Petrol fiyatlarındaki düşüşün Türkiye'ye olası etkileri

A -
A +

Tüm dünya finans, ekonomi ve enerji çevrelerinde son aylarda konuşulan ortak konu: Petrol fiyatlarındaki keskin düşüş. Haziran ayında 115$ olan varil fiyatı, bu hafta itibariyle 63 $'a indi. Petrol şirketlerinde işten çıkarmalar başladı. Ancak petrol fiyatlarındaki bu düşüşün (ki hangi noktaya kadar devam edeceği henüz kestirilemiyor) işten çıkarmalar dışında, daha büyük sonuçları olacağı kesin. Birçok ülkenin ekonomisini ve dolayısıyla siyasetini etkileyecek bir domino etkisi ile karşı karşıyayız demek sanırım durumu abartmak olmayacaktır.

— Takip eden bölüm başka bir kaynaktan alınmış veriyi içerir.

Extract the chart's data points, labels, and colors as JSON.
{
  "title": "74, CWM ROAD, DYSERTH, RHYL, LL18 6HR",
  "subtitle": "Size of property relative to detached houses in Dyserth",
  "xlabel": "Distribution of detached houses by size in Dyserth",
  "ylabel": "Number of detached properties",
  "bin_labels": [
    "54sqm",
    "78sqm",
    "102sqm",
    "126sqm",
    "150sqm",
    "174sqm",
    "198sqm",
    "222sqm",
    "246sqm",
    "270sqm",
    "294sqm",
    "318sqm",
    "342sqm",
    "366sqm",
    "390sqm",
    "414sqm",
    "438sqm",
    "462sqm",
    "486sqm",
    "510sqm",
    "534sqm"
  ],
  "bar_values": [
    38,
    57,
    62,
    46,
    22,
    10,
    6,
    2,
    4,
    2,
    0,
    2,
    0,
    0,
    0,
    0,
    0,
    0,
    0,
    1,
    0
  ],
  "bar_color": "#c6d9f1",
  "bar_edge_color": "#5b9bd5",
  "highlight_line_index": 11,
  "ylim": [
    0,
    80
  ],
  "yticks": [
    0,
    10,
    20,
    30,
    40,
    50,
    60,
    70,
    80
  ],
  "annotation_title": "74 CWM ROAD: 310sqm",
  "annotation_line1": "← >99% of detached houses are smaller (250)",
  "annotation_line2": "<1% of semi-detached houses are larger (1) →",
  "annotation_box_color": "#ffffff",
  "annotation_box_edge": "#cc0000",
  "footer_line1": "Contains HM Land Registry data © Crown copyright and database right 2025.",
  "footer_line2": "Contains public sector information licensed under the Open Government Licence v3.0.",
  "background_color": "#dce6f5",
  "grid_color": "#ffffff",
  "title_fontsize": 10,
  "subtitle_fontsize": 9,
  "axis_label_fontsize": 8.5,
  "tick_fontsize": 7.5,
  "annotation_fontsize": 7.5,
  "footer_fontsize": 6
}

Petrol fiyatlarındaki düşüşün sebebi ne? Enerji sektörüne ait tüm komplike literatür ve zor jargonun aksine gayet basit bir şekilde açıklanabiliyor bu. Arz artıyor, talep düşüyor. ABD ve Suudi Arabistan petrol üretimini arttırdı. Uzun zamandır iç çatışmalardan petrol üretimini yavaşlatan Libya, kervana katılarak petrol üretimini eski seviyeye çekmeye başladı. Bununla beraber petrol talebinde düşüş var. Almanya ve Çin gibi dev ekonomilerdeki yavaşlama, petrol talebini azaltarak, arzın yükseldiği bir ortamda, fiyatın düşüşüne katkıda bulunuyor. OPEC ise bu gidişe bir son vermiyor...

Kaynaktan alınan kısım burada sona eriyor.